Liangmo heard her voice and came out of the house. He was dressed for the street. “Here I am, Mother. I was about to go outside the city and see how the rice is growing. It’s time to measure the harvest.”
“Put off your going, my son,” she said. He held out his arm and she placed her hand on it for support and thus he led her to a garden seat under a pine tree that had been trained to curve over it like a canopy.
“I have come to ask that you go with your father to the teahouse. He is thinking of buying back the parcel of land that the Yang family have had these three generations. The present son is an opium smoker, as you know, and it is a good chance to secure that land again into our own holding. But you must go and see that not more than seventy dollars is offered. Your father talks eighty. But it can be had for seventy. People rob us because they think we are rich, and no one is rich enough to be robbed.”
“I will go, Mother, of course,” he said. She saw him hesitate and knew at once that he wished to ask about Ch’iuming. But she had made up her mind that she would not talk of the girl with any son. It was not well to allow one generation to discuss another.
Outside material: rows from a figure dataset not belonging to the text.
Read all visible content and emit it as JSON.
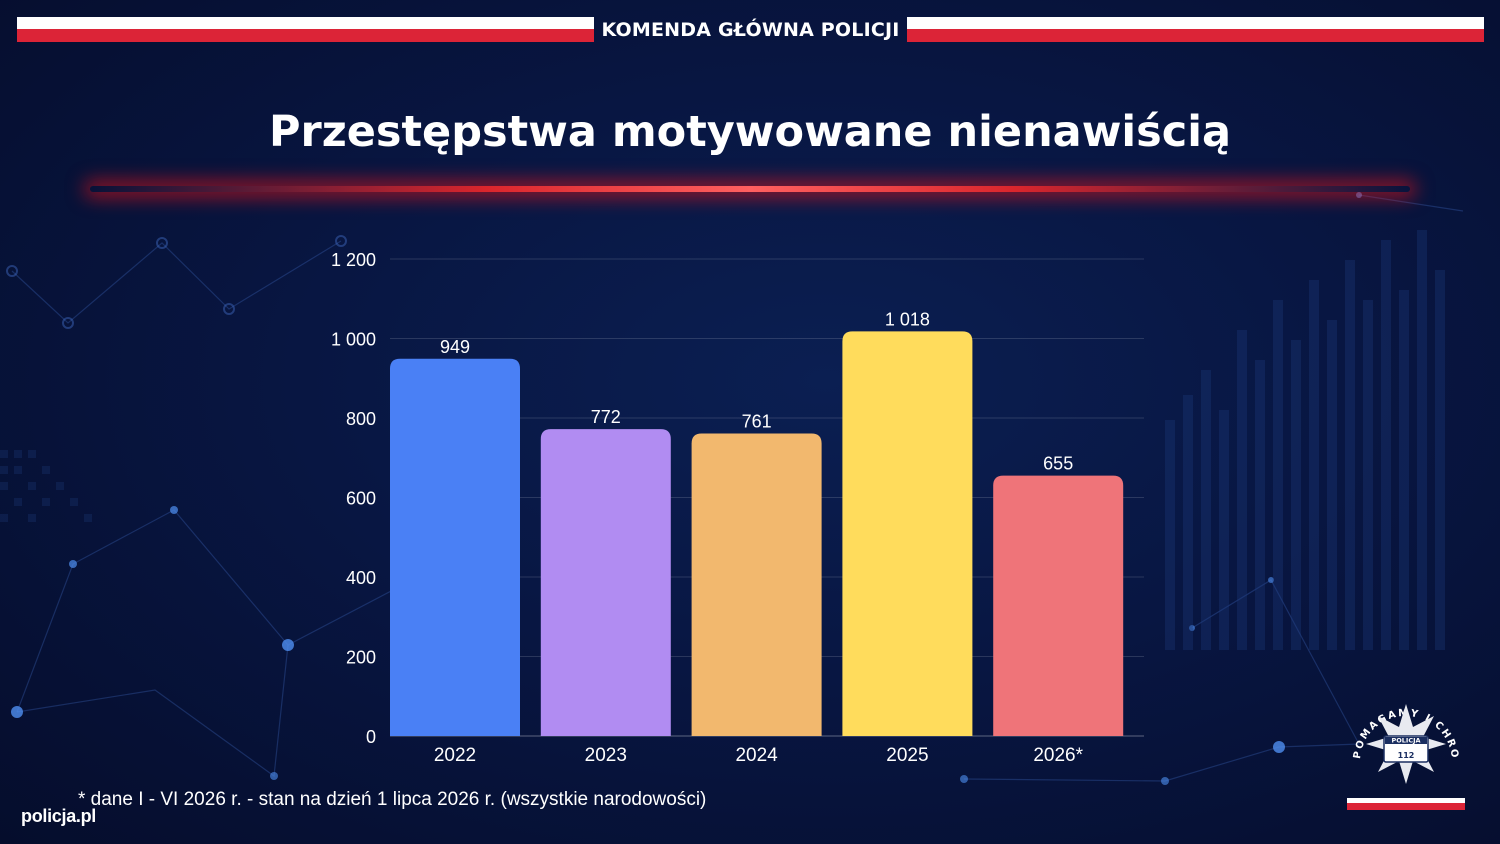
{
  "header": {
    "organization": "KOMENDA GŁÓWNA POLICJI"
  },
  "colors": {
    "flag_white": "#ffffff",
    "flag_red": "#dc2437",
    "background": "#081642"
  },
  "chart_data": {
    "type": "bar",
    "title": "Przestępstwa motywowane nienawiścią",
    "categories": [
      "2022",
      "2023",
      "2024",
      "2025",
      "2026*"
    ],
    "values": [
      949,
      772,
      761,
      1018,
      655
    ],
    "value_labels": [
      "949",
      "772",
      "761",
      "1 018",
      "655"
    ],
    "bar_colors": [
      "#4a80f5",
      "#b18cf2",
      "#f2b86e",
      "#ffdc5c",
      "#ef7479"
    ],
    "ylim": [
      0,
      1200
    ],
    "yticks": [
      0,
      200,
      400,
      600,
      800,
      1000,
      1200
    ],
    "ytick_labels": [
      "0",
      "200",
      "400",
      "600",
      "800",
      "1 000",
      "1 200"
    ],
    "grid": true,
    "xlabel": "",
    "ylabel": ""
  },
  "footnote": "* dane I - VI 2026 r. - stan na dzień 1 lipca 2026 r. (wszystkie narodowości)",
  "site": "policja.pl",
  "badge": {
    "motto": "POMAGAMY I CHRONIMY",
    "name": "POLICJA",
    "number": "112"
  }
}
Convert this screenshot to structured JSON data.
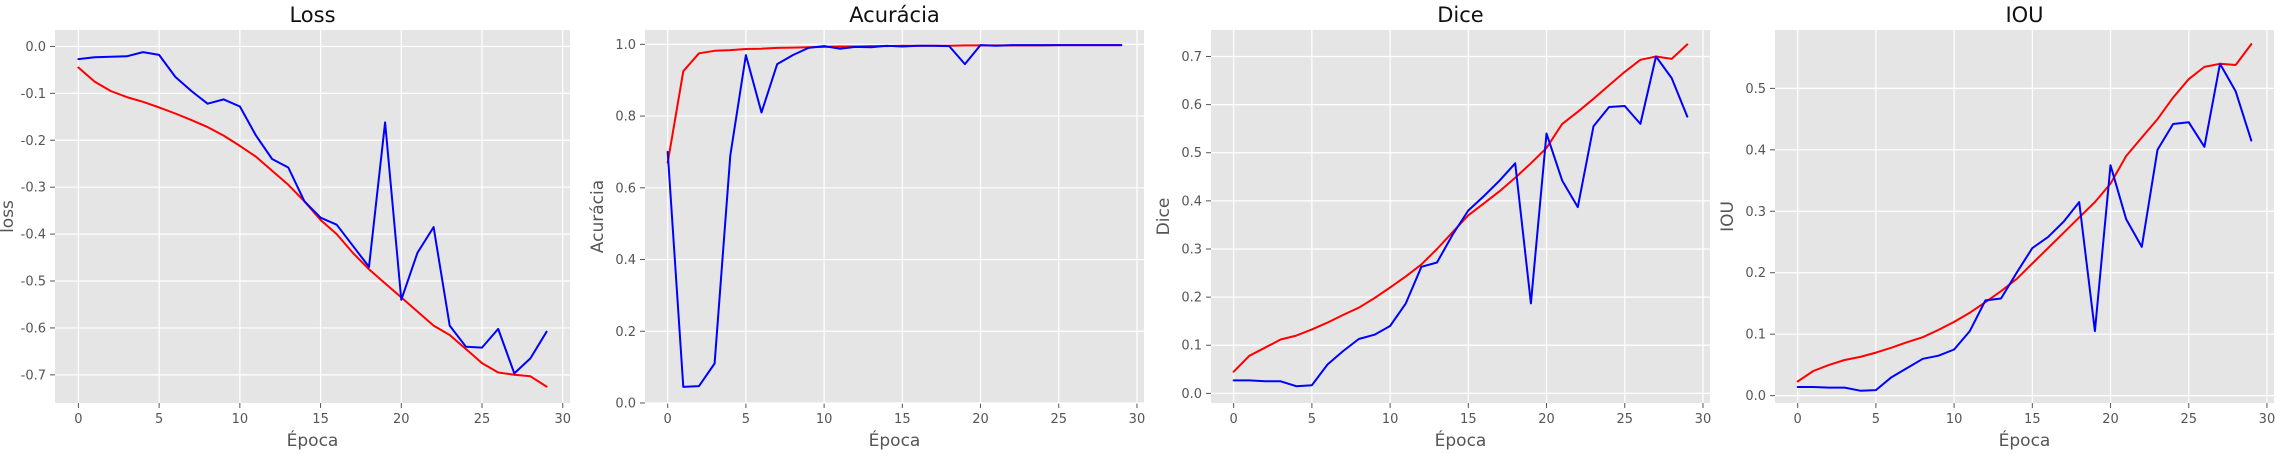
{
  "chart_data": [
    {
      "type": "line",
      "title": "Loss",
      "xlabel": "Época",
      "ylabel": "loss",
      "xlim": [
        -1.45,
        30.45
      ],
      "ylim": [
        -0.76,
        0.035
      ],
      "xticks": [
        0,
        5,
        10,
        15,
        20,
        25,
        30
      ],
      "yticks": [
        0.0,
        -0.1,
        -0.2,
        -0.3,
        -0.4,
        -0.5,
        -0.6,
        -0.7
      ],
      "ytick_decimals": 1,
      "grid": true,
      "x": [
        0,
        1,
        2,
        3,
        4,
        5,
        6,
        7,
        8,
        9,
        10,
        11,
        12,
        13,
        14,
        15,
        16,
        17,
        18,
        19,
        20,
        21,
        22,
        23,
        24,
        25,
        26,
        27,
        28,
        29
      ],
      "series": [
        {
          "color": "#ff0000",
          "values": [
            -0.045,
            -0.075,
            -0.095,
            -0.108,
            -0.118,
            -0.13,
            -0.143,
            -0.157,
            -0.172,
            -0.19,
            -0.212,
            -0.235,
            -0.265,
            -0.295,
            -0.33,
            -0.37,
            -0.4,
            -0.44,
            -0.475,
            -0.505,
            -0.535,
            -0.565,
            -0.595,
            -0.615,
            -0.645,
            -0.675,
            -0.695,
            -0.7,
            -0.703,
            -0.725
          ]
        },
        {
          "color": "#0000ff",
          "values": [
            -0.027,
            -0.023,
            -0.022,
            -0.021,
            -0.012,
            -0.018,
            -0.065,
            -0.095,
            -0.122,
            -0.113,
            -0.128,
            -0.19,
            -0.24,
            -0.258,
            -0.33,
            -0.365,
            -0.38,
            -0.425,
            -0.47,
            -0.162,
            -0.54,
            -0.44,
            -0.385,
            -0.595,
            -0.64,
            -0.642,
            -0.602,
            -0.697,
            -0.665,
            -0.608
          ]
        }
      ]
    },
    {
      "type": "line",
      "title": "Acurácia",
      "xlabel": "Época",
      "ylabel": "Acurácia",
      "xlim": [
        -1.45,
        30.45
      ],
      "ylim": [
        0.0,
        1.04
      ],
      "xticks": [
        0,
        5,
        10,
        15,
        20,
        25,
        30
      ],
      "yticks": [
        0.0,
        0.2,
        0.4,
        0.6,
        0.8,
        1.0
      ],
      "ytick_decimals": 1,
      "grid": true,
      "x": [
        0,
        1,
        2,
        3,
        4,
        5,
        6,
        7,
        8,
        9,
        10,
        11,
        12,
        13,
        14,
        15,
        16,
        17,
        18,
        19,
        20,
        21,
        22,
        23,
        24,
        25,
        26,
        27,
        28,
        29
      ],
      "series": [
        {
          "color": "#ff0000",
          "values": [
            0.67,
            0.925,
            0.975,
            0.982,
            0.984,
            0.987,
            0.988,
            0.99,
            0.991,
            0.992,
            0.993,
            0.994,
            0.994,
            0.995,
            0.995,
            0.996,
            0.996,
            0.996,
            0.996,
            0.997,
            0.997,
            0.997,
            0.997,
            0.997,
            0.997,
            0.998,
            0.998,
            0.998,
            0.998,
            0.998
          ]
        },
        {
          "color": "#0000ff",
          "values": [
            0.7,
            0.045,
            0.047,
            0.11,
            0.69,
            0.97,
            0.81,
            0.945,
            0.97,
            0.99,
            0.995,
            0.988,
            0.993,
            0.992,
            0.996,
            0.994,
            0.996,
            0.996,
            0.995,
            0.945,
            0.998,
            0.996,
            0.998,
            0.998,
            0.998,
            0.998,
            0.998,
            0.998,
            0.998,
            0.998
          ]
        }
      ]
    },
    {
      "type": "line",
      "title": "Dice",
      "xlabel": "Época",
      "ylabel": "Dice",
      "xlim": [
        -1.45,
        30.45
      ],
      "ylim": [
        -0.02,
        0.755
      ],
      "xticks": [
        0,
        5,
        10,
        15,
        20,
        25,
        30
      ],
      "yticks": [
        0.0,
        0.1,
        0.2,
        0.3,
        0.4,
        0.5,
        0.6,
        0.7
      ],
      "ytick_decimals": 1,
      "grid": true,
      "x": [
        0,
        1,
        2,
        3,
        4,
        5,
        6,
        7,
        8,
        9,
        10,
        11,
        12,
        13,
        14,
        15,
        16,
        17,
        18,
        19,
        20,
        21,
        22,
        23,
        24,
        25,
        26,
        27,
        28,
        29
      ],
      "series": [
        {
          "color": "#ff0000",
          "values": [
            0.045,
            0.078,
            0.095,
            0.112,
            0.12,
            0.133,
            0.147,
            0.163,
            0.178,
            0.198,
            0.22,
            0.243,
            0.268,
            0.3,
            0.335,
            0.37,
            0.395,
            0.42,
            0.448,
            0.478,
            0.51,
            0.56,
            0.585,
            0.612,
            0.64,
            0.668,
            0.693,
            0.7,
            0.695,
            0.725
          ]
        },
        {
          "color": "#0000ff",
          "values": [
            0.027,
            0.027,
            0.025,
            0.025,
            0.015,
            0.017,
            0.06,
            0.088,
            0.113,
            0.122,
            0.14,
            0.187,
            0.263,
            0.272,
            0.33,
            0.38,
            0.41,
            0.442,
            0.478,
            0.187,
            0.54,
            0.442,
            0.387,
            0.555,
            0.595,
            0.597,
            0.56,
            0.7,
            0.655,
            0.575
          ]
        }
      ]
    },
    {
      "type": "line",
      "title": "IOU",
      "xlabel": "Época",
      "ylabel": "IOU",
      "xlim": [
        -1.45,
        30.45
      ],
      "ylim": [
        -0.012,
        0.595
      ],
      "xticks": [
        0,
        5,
        10,
        15,
        20,
        25,
        30
      ],
      "yticks": [
        0.0,
        0.1,
        0.2,
        0.3,
        0.4,
        0.5
      ],
      "ytick_decimals": 1,
      "grid": true,
      "x": [
        0,
        1,
        2,
        3,
        4,
        5,
        6,
        7,
        8,
        9,
        10,
        11,
        12,
        13,
        14,
        15,
        16,
        17,
        18,
        19,
        20,
        21,
        22,
        23,
        24,
        25,
        26,
        27,
        28,
        29
      ],
      "series": [
        {
          "color": "#ff0000",
          "values": [
            0.023,
            0.04,
            0.05,
            0.058,
            0.063,
            0.07,
            0.078,
            0.087,
            0.095,
            0.107,
            0.12,
            0.135,
            0.152,
            0.17,
            0.19,
            0.215,
            0.24,
            0.265,
            0.29,
            0.315,
            0.345,
            0.39,
            0.42,
            0.45,
            0.485,
            0.515,
            0.535,
            0.54,
            0.538,
            0.572
          ]
        },
        {
          "color": "#0000ff",
          "values": [
            0.014,
            0.014,
            0.013,
            0.013,
            0.008,
            0.009,
            0.03,
            0.045,
            0.06,
            0.065,
            0.075,
            0.105,
            0.155,
            0.158,
            0.2,
            0.24,
            0.258,
            0.283,
            0.315,
            0.105,
            0.375,
            0.287,
            0.242,
            0.4,
            0.442,
            0.445,
            0.405,
            0.54,
            0.495,
            0.415
          ]
        }
      ]
    }
  ]
}
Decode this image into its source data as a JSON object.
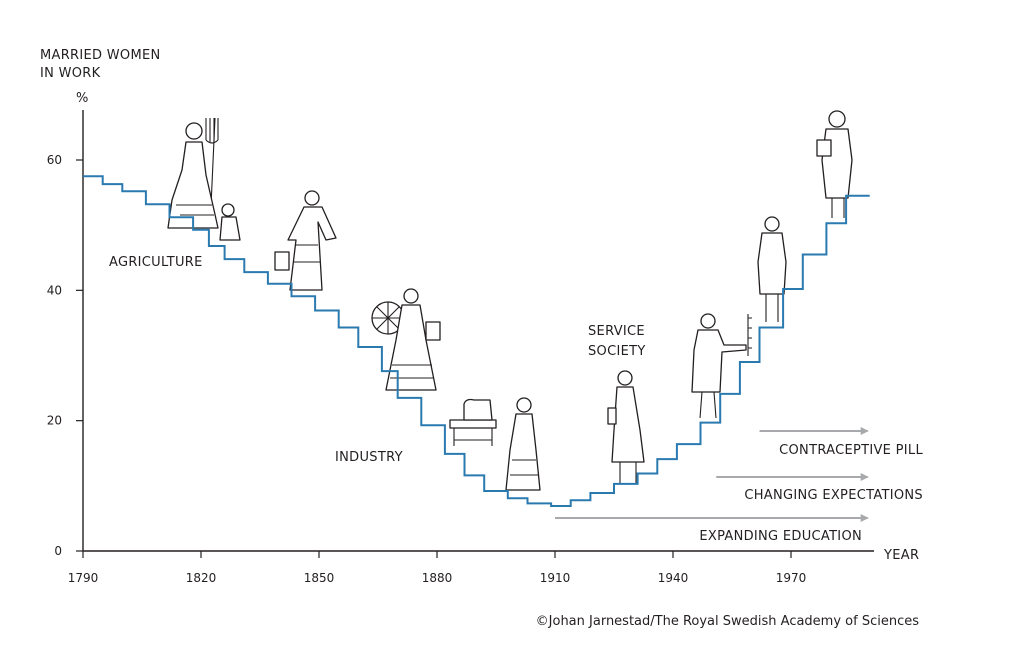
{
  "chart_data": {
    "type": "line",
    "step": true,
    "ylabel": "MARRIED WOMEN\nIN WORK",
    "yunit": "%",
    "xlabel": "YEAR",
    "xlim": [
      1790,
      1990
    ],
    "ylim": [
      0,
      68
    ],
    "yticks": [
      0,
      20,
      40,
      60
    ],
    "xticks": [
      1790,
      1820,
      1850,
      1880,
      1910,
      1940,
      1970
    ],
    "grid": false,
    "series": [
      {
        "color": "#2a7ab0",
        "points": [
          [
            1790,
            57.5
          ],
          [
            1795,
            56.3
          ],
          [
            1800,
            55.2
          ],
          [
            1806,
            53.2
          ],
          [
            1812,
            51.2
          ],
          [
            1818,
            49.3
          ],
          [
            1822,
            46.8
          ],
          [
            1826,
            44.8
          ],
          [
            1831,
            42.8
          ],
          [
            1837,
            41.0
          ],
          [
            1843,
            39.1
          ],
          [
            1849,
            36.9
          ],
          [
            1855,
            34.3
          ],
          [
            1860,
            31.3
          ],
          [
            1866,
            27.6
          ],
          [
            1870,
            23.5
          ],
          [
            1876,
            19.3
          ],
          [
            1882,
            14.9
          ],
          [
            1887,
            11.6
          ],
          [
            1892,
            9.2
          ],
          [
            1898,
            8.1
          ],
          [
            1903,
            7.3
          ],
          [
            1909,
            6.9
          ],
          [
            1914,
            7.8
          ],
          [
            1919,
            8.9
          ],
          [
            1925,
            10.3
          ],
          [
            1931,
            11.9
          ],
          [
            1936,
            14.1
          ],
          [
            1941,
            16.4
          ],
          [
            1947,
            19.7
          ],
          [
            1952,
            24.1
          ],
          [
            1957,
            29.0
          ],
          [
            1962,
            34.3
          ],
          [
            1968,
            40.2
          ],
          [
            1973,
            45.5
          ],
          [
            1979,
            50.3
          ],
          [
            1984,
            54.5
          ],
          [
            1990,
            54.5
          ]
        ]
      }
    ],
    "annotations": [
      {
        "text": "AGRICULTURE"
      },
      {
        "text": "INDUSTRY"
      },
      {
        "text": "SERVICE SOCIETY"
      }
    ],
    "arrows": [
      {
        "text": "CONTRACEPTIVE PILL",
        "from": 1962,
        "to": 1990
      },
      {
        "text": "CHANGING EXPECTATIONS",
        "from": 1951,
        "to": 1990
      },
      {
        "text": "EXPANDING EDUCATION",
        "from": 1910,
        "to": 1990
      }
    ]
  },
  "labels": {
    "ylabel_line1": "MARRIED WOMEN",
    "ylabel_line2": "IN WORK",
    "yunit": "%",
    "xlabel": "YEAR",
    "agriculture": "AGRICULTURE",
    "industry": "INDUSTRY",
    "service_line1": "SERVICE",
    "service_line2": "SOCIETY",
    "arrow_pill": "CONTRACEPTIVE PILL",
    "arrow_expectations": "CHANGING EXPECTATIONS",
    "arrow_education": "EXPANDING EDUCATION",
    "credit": "©Johan Jarnestad/The Royal Swedish Academy of Sciences"
  },
  "colors": {
    "line": "#2a7ab0",
    "axis": "#231f20",
    "arrow": "#a7a9ac"
  }
}
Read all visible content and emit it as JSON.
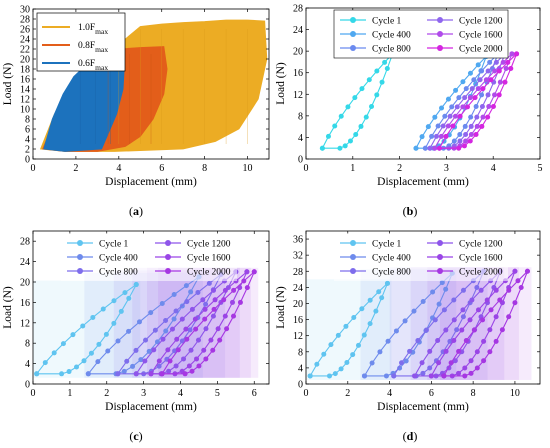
{
  "colors": {
    "yellow": "#ECAC24",
    "orange": "#E35E1A",
    "blue": "#1C72BD",
    "cycle_colors": [
      "#34D8E8",
      "#4FA8F0",
      "#6B8AEF",
      "#8F66EE",
      "#B04BEA",
      "#D426E0"
    ],
    "cycle_colors_cd": [
      "#5FC4F0",
      "#6E8BEC",
      "#7E6DEC",
      "#8E55EA",
      "#9A45E6",
      "#A637E2"
    ]
  },
  "chart_data": [
    {
      "type": "line",
      "panel_label": "(a)",
      "xlabel": "Displacement (mm)",
      "ylabel": "Load (N)",
      "xlim": [
        0,
        11
      ],
      "ylim": [
        0,
        30
      ],
      "xticks": [
        0,
        2,
        4,
        6,
        8,
        10
      ],
      "yticks": [
        0,
        2,
        4,
        6,
        8,
        10,
        12,
        14,
        16,
        18,
        20,
        22,
        24,
        26,
        28,
        30
      ],
      "legend_position": "top-left",
      "series": [
        {
          "name": "1.0F",
          "subscript": "max",
          "color_key": "yellow",
          "peak_load": 28,
          "max_displacement": 10.8
        },
        {
          "name": "0.8F",
          "subscript": "max",
          "color_key": "orange",
          "peak_load": 22.5,
          "max_displacement": 6.2
        },
        {
          "name": "0.6F",
          "subscript": "max",
          "color_key": "blue",
          "peak_load": 19.5,
          "max_displacement": 4.2
        }
      ]
    },
    {
      "type": "line",
      "panel_label": "(b)",
      "xlabel": "Displacement (mm)",
      "ylabel": "Load (N)",
      "xlim": [
        0,
        5
      ],
      "ylim": [
        0,
        28
      ],
      "xticks": [
        0,
        1,
        2,
        3,
        4,
        5
      ],
      "yticks": [
        0,
        4,
        8,
        12,
        16,
        20,
        24,
        28
      ],
      "legend_position": "top",
      "series": [
        {
          "name": "Cycle 1",
          "loop": [
            0.35,
            2.0,
            1.85,
            19.5
          ]
        },
        {
          "name": "Cycle 400",
          "loop": [
            2.35,
            2.0,
            3.85,
            19.0
          ]
        },
        {
          "name": "Cycle 800",
          "loop": [
            2.55,
            2.0,
            4.1,
            19.5
          ]
        },
        {
          "name": "Cycle 1200",
          "loop": [
            2.65,
            2.0,
            4.25,
            19.5
          ]
        },
        {
          "name": "Cycle 1600",
          "loop": [
            2.75,
            2.0,
            4.4,
            19.5
          ]
        },
        {
          "name": "Cycle 2000",
          "loop": [
            2.85,
            2.0,
            4.5,
            19.5
          ]
        }
      ]
    },
    {
      "type": "line",
      "panel_label": "(c)",
      "xlabel": "Displacement (mm)",
      "ylabel": "Load (N)",
      "xlim": [
        0,
        6.4
      ],
      "ylim": [
        0,
        30
      ],
      "xticks": [
        0,
        1,
        2,
        3,
        4,
        5,
        6
      ],
      "yticks": [
        0,
        4,
        8,
        12,
        16,
        20,
        24,
        28
      ],
      "legend_position": "top",
      "series": [
        {
          "name": "Cycle 1",
          "loop": [
            0.1,
            2.0,
            2.8,
            19.5
          ]
        },
        {
          "name": "Cycle 400",
          "loop": [
            1.5,
            2.0,
            4.5,
            21.0
          ]
        },
        {
          "name": "Cycle 800",
          "loop": [
            2.3,
            2.0,
            5.1,
            21.5
          ]
        },
        {
          "name": "Cycle 1200",
          "loop": [
            2.8,
            2.0,
            5.5,
            22.0
          ]
        },
        {
          "name": "Cycle 1600",
          "loop": [
            3.2,
            2.0,
            5.8,
            22.0
          ]
        },
        {
          "name": "Cycle 2000",
          "loop": [
            3.5,
            2.0,
            6.0,
            22.0
          ]
        }
      ]
    },
    {
      "type": "line",
      "panel_label": "(d)",
      "xlabel": "Displacement (mm)",
      "ylabel": "Load (N)",
      "xlim": [
        0,
        11.2
      ],
      "ylim": [
        0,
        38
      ],
      "xticks": [
        0,
        2,
        4,
        6,
        8,
        10
      ],
      "yticks": [
        0,
        4,
        8,
        12,
        16,
        20,
        24,
        28,
        32,
        36
      ],
      "legend_position": "top",
      "series": [
        {
          "name": "Cycle 1",
          "loop": [
            0.2,
            2.0,
            3.9,
            25.0
          ]
        },
        {
          "name": "Cycle 400",
          "loop": [
            2.8,
            2.0,
            7.0,
            27.5
          ]
        },
        {
          "name": "Cycle 800",
          "loop": [
            4.2,
            2.0,
            8.5,
            28.0
          ]
        },
        {
          "name": "Cycle 1200",
          "loop": [
            5.2,
            2.0,
            9.3,
            28.0
          ]
        },
        {
          "name": "Cycle 1600",
          "loop": [
            6.0,
            2.0,
            10.0,
            28.0
          ]
        },
        {
          "name": "Cycle 2000",
          "loop": [
            6.6,
            2.0,
            10.6,
            28.0
          ]
        }
      ]
    }
  ]
}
“Where is Meng?” she asked. “I have not seen her since my birthday. I want to ask her — and you, too, my son — what do you think of Linyi for Fengmo’s wife?”
“Linyi?” Liangmo had not thought of it. “But will Fengmo let you decide for him?”
“If he will not, then I will let him decide for himself to marry Linyi,” Madame Wu said with her pretty soft laugh. “I never compel anyone to anything.”
At this moment Meng came out of the house. Her chief fault was that she was sleepy in the morning and slatternly for an hour or two after she rose. This morning when she heard Madame Wu she had been sitting in her night garments with her hair uncombed. She had hastened into the inner room and made herself decent. Now she came out looking like a rose, neither bud nor full blown. Her new pregnancy made her soft and mild with lassitude. Her great eyes were liquid, and her lips were parted. In her ears she had put the pearls that Madame Wu had given her.